Awkwardly put, but on further thought, I realized Maddie wasn’t trying to get even with me for dumping her at a pool every chance I had since Friday; she wanted to be seen as helpful to all.

The family that investigates together, stays together?

“Thanks, sweetheart,” I said. “This is very useful.”

I pulled out of the Rutledge Center at eight in the morning, after dropping Maddie off for day camp. She was excited about what she was learning, but vague about the details.

“We’re making up games. You’d be bored,” she’d said.

By which I guessed she meant I wouldn’t get it, as I’d demonstrated all month. I shuddered to think what she’d be able to pull off with even more computer knowledge.

My cell phone rang, throwing me into confusion about how to access the call.
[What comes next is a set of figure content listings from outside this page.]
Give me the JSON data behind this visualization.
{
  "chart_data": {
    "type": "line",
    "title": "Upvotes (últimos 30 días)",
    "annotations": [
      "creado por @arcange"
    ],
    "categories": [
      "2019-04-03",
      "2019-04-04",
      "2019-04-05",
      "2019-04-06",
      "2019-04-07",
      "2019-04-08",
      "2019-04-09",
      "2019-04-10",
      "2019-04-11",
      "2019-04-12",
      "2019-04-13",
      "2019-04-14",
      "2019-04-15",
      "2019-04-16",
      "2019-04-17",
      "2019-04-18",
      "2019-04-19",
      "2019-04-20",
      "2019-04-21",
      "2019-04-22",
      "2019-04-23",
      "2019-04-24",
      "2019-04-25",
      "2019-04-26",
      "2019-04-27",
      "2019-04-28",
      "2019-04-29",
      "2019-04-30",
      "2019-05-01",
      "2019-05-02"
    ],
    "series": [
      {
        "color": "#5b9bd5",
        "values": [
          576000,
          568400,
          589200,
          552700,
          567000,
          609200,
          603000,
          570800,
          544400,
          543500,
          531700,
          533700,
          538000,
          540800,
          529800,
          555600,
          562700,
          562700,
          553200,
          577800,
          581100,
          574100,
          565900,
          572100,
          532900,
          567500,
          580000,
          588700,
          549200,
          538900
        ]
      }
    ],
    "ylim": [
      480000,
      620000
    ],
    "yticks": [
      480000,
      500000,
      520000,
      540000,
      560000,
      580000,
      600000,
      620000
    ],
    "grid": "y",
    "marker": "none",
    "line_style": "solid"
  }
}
I had a new Bluetooth contraption on my ear and could never remember the sequence of pushing buttons to answer a call.

It had taken three tries to find a design that fit and I still couldn’t use it with the abandon I saw young people using it. The robot-like units on their ears seemed to survive stretching over the counter for their lattes or bending to pick up a dropped set of keys, whereas I could barely move my neck and still keep it on. But “hands free” was the California driving and calling law and I was nothing if not law-abiding.